What started as a push to ensure environment, social and governance perspectives were given due weight in assessing companies and securities, is now shorthand for declaring certain forms of value-creation verboten.
However, it is this very zealotry that is undermining the credibility of ESG to be a reliable and sustainable source of truth.
The recent Financial Times Moral Money Summit, yet another ESG talkfest, made global headlines because – shock horror – one of their own, HSBC’s Stuart Kirk, took up the challenge of assessing the “climate risk” company directors and investors are supposed to have top of mind.
Kirk did the sums on climate risk in valuations and declared it not very large at all. He found the scary numbers produced by climate catastrophists could only be produced by dubious assumptions.
Almost immediately, Kirk was stood down by HSBC.
To the extent that the current global and Australia energy crisis factored into the considerations back at Moody’s ESG talkfest, it is little wonder no brave participant dared buck the prevailing ESG orthodoxy.

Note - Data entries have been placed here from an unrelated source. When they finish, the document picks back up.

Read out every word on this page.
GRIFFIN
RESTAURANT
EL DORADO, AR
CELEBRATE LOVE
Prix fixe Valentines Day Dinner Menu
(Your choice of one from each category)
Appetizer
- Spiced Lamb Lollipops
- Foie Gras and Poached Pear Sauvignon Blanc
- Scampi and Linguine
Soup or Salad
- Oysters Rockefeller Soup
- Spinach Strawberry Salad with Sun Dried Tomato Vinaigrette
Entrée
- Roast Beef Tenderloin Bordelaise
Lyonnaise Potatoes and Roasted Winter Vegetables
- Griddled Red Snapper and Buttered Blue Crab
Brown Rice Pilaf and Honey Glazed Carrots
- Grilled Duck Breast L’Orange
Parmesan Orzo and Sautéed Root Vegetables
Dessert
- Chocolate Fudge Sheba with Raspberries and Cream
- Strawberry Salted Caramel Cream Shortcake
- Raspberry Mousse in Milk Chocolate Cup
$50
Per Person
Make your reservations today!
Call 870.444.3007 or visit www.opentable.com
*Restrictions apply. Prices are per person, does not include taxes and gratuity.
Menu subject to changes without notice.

AGL’s Mike Cannon-Brookes, seemed to suggest to those assembled that all that was needed to fix Australia’s broken energy system was a good dose of ESG purity.
“We have to move faster onto renewables – which, yes, is renewables … and transmission. That’s not a particularly complicated equation,” he said. It seems little, if any, consideration has gone into how the shunning of coal and gas, while promoting subsidised renewables, may have actuallycontributed to soaring energy prices and diminished reliability.
Nor either, the massive renewables bill set to be handed to Australian -taxpayers. While it is true wind and sunshine are free, the associated -infrastructure, transmission lines and backup systems are most definitely not.
Compare Cannon-Brookes’ sunny determination to recent comments by the chair of the Energy Security Board, Anna Collyer, in Nine Newspapers: “We need to build eight times as much renewable energy than we have right now … and just in the next 10 years we need $14bn of investment in the transmission network, which is two-thirds again of the system we have right now.”
Added to this, it is Ms Collyer who is spearheading an emergency plan to force retailers to pay generators to supply energy, including generated by fossil fuels when, as she says, “the wind isn’t blowing and the sun isn’t shining”.
The Albanese government has already indicated the challenge may be far greater, having pledged $20 billion to its “Rewiring the Nation” plan.
And, as with all grand government infrastructure projects, few would doubt it will cost much more than that.
Worse still, the subsidised spread of renewables has dramatically reduced the incentive to maintain ageing baseload generators and stopped us from building more efficient replacements. Energy shortages are now guaranteed, along with out-of-control bills.
As usual, it will be industry and Australian families who will pay for this, certainly not the elites in the political class and the inner-city suburbs. The real social impact is on Australian families now making choices between heating or putting food on the table.
You can bet your bottom dollar too that ESG enthusiasts won’t want to hear from communities objecting to all these new windfarms and transmission lines, someone else’s amenity is just another small price to pay for net zero and ESG purity.
Fossil fuels will remain the dominant global energy source for decades – just ask the International Energy Agency, or China, India, or any other developing country.
Our political class will soon be scrambling to walk away without losing face.
Perhaps Moody’s ESG summit was more like a final supper, something the participants can look back upon the high point while capital barons pursue treasure the old-fashioned way.
Scott Hargreaves is Executive Director of the Institute of Public Affairs.